Local actor: ‘I haven’t been back to California’

March 4, 2011 • Local News

Many New Mexico actors feel blindsided by the $45 million cap on film incentives that passed in the $5 billion state budget bill, Wednesday, after many thought $60 million was a reasonable compromise.

“By bringing it down to $60 million, the industry lowered (incentives) eight percent more than last year,” Book of Eli actress Lora Martinez-Cunningham, said. “We were railroaded. I couldn’t believe what happened.”

Rep. Dennis Kintigh, R-Roswell, who voted for the cap, said that he had never been in favor of the film incentives program, but believes that some New Mexicans have benefi ted from it.

“There’s no doubt that some individuals have benefited from it,” he said.“The problem is, at what cost? It’s one industry that’s privileged not to share any kind of (fiscal) pain.”

Martinez-Cunningham said discussions that took [auth] place behind closed doors led industry leaders to believe that $60 million would be the cap amount.

“We were happy. …They were happy we were happy. It was a done deal. We compromised,” she said.

Martinez-Cunningham said Rep. Dennis Roch’s, R-Texico, proposal to lower incentives to $40 million during session was a surprise.

“A float like that would limit us detrimentally,”she said.

“I’m glad that we have the 25 percent put in place from the film incentives,” Jo Edna Boldin, C.S.A., casting director said. “I’m not too happy about the cap. It’s just upsetting to me that it’s been so pointed toward the film incentives to being the answer to balance the budget. It has gotten a little emotional on both sides and it doesn’t quite seem fair that we’re being singled out.”

Johnnie Hector, of Roswell, whose film credits include Brothers, No Country For Old Men and The Keeper, is among the thousands of New Mexico actors who see the benefits of working in the state.

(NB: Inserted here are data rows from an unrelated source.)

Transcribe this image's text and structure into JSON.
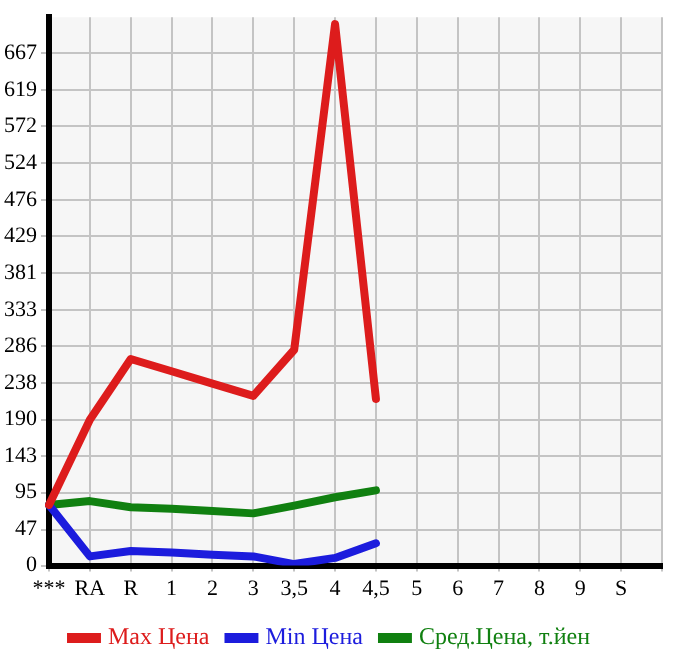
{
  "chart_data": {
    "type": "line",
    "categories": [
      "***",
      "RA",
      "R",
      "1",
      "2",
      "3",
      "3,5",
      "4",
      "4,5",
      "5",
      "6",
      "7",
      "8",
      "9",
      "S",
      null
    ],
    "ylim": [
      0,
      714
    ],
    "yticks": [
      0,
      47,
      95,
      143,
      190,
      238,
      286,
      333,
      381,
      429,
      476,
      524,
      572,
      619,
      667
    ],
    "series": [
      {
        "name": "Max Цена",
        "color": "#dd1c1c",
        "values": [
          79,
          190,
          269,
          253,
          237,
          221,
          281,
          705,
          217,
          null,
          null,
          null,
          null,
          null,
          null,
          null
        ]
      },
      {
        "name": "Min Цена",
        "color": "#1c1cdd",
        "values": [
          79,
          12,
          19,
          17,
          14,
          12,
          2,
          10,
          29,
          null,
          null,
          null,
          null,
          null,
          null,
          null
        ]
      },
      {
        "name": "Сред.Цена, т.йен",
        "color": "#108010",
        "values": [
          79,
          84,
          76,
          74,
          71,
          68,
          78,
          89,
          98,
          null,
          null,
          null,
          null,
          null,
          null,
          null
        ]
      }
    ],
    "grid": true,
    "legend": "bottom",
    "marker": "none",
    "line_style": "solid"
  }
}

“I studied in California and I grew up here in Roswell,” he said. “When the incentive bill hit New Mexico, about five years ago, I had no need to go back to California. It was a blessing. The films that are here are top-notch. The opportunity is amazing for New Mexico actors.”

Hector believes that legislators need to be more informed about the trickle-down effect of film incentives.

“I wish they’d look into it and realize that there are over 10,000 kids going to college that are actually in media arts, who are in the film industry.”

According to Martinez- Cunningham, some incentive dollars that make it to Roswell end up on the Eastern New Mexico University- Roswell campus in the media arts program, led by individuals like Alan Trevor.

“We pour money into these programs, because we’re educating students for jobs when they graduate,” Martinez-Cunningham said. “And it’s not a job, it’s a career. If we take away this industry, we’re creating more unemployed people. It diminishes returns.”

As an actor, Hector values the quality of New Mexico films, which he believes have more of a realistic and environmental feel, considering they’ve been shot outside of the studio, and most important, away from Hollywood.

“They’re using actual natural environment,” he said. “They’re using the woods, the streets, the country. When you watch a New Mexico film, you can tell that there’s more depth to it — a unique feel.”

Hector’s colleagues in the state are echoing his sentiment on the importance of New Mexico film incentives and the uniqueness of films shot in New Mexico. Martinez- Cunningham, owner of Albuquerque’s Actor’s Studio, and casting director Jo Edna Boldin, C.S.A., are among the many who believe that film incentive dollars are stretched in more ways than one.

“Film companies bring so much money into this New Mexico market,” Boldin said.

Both are worried about the misconception that dollars are given back to Hollywood, when in fact, they stay in New Mexico, contributing to schools, tourism and businesses that focus on film, not to mention the thousands of jobs that are created from television and movie projects.

“It’s the New Mexicans that make their living that we’re fighting for,” Boldin said. “Not Hollywood. The 10,000 of us who depend on those projects coming in — that’s what we’re fighting for, is keeping alive and employed people, who live here in New Mexico and their children.”

“It is a misconception born of misinformation and manipulation,” Martinez- Cunningham said.

Josh Berry, like Hector, a Roswell citizen, moved to the area with his wife Ari, specifically for the film incentive program. Because of the program, he said that he has no need to venture back to Tinseltown.

“Every single producer I’ve talked to on every single set has told me the reason that they were in New Mexico was directly because of the incentive package,” Berry said. “My wife has gotten five or six jobs with the Screen Actors Guild union that she could not get before.”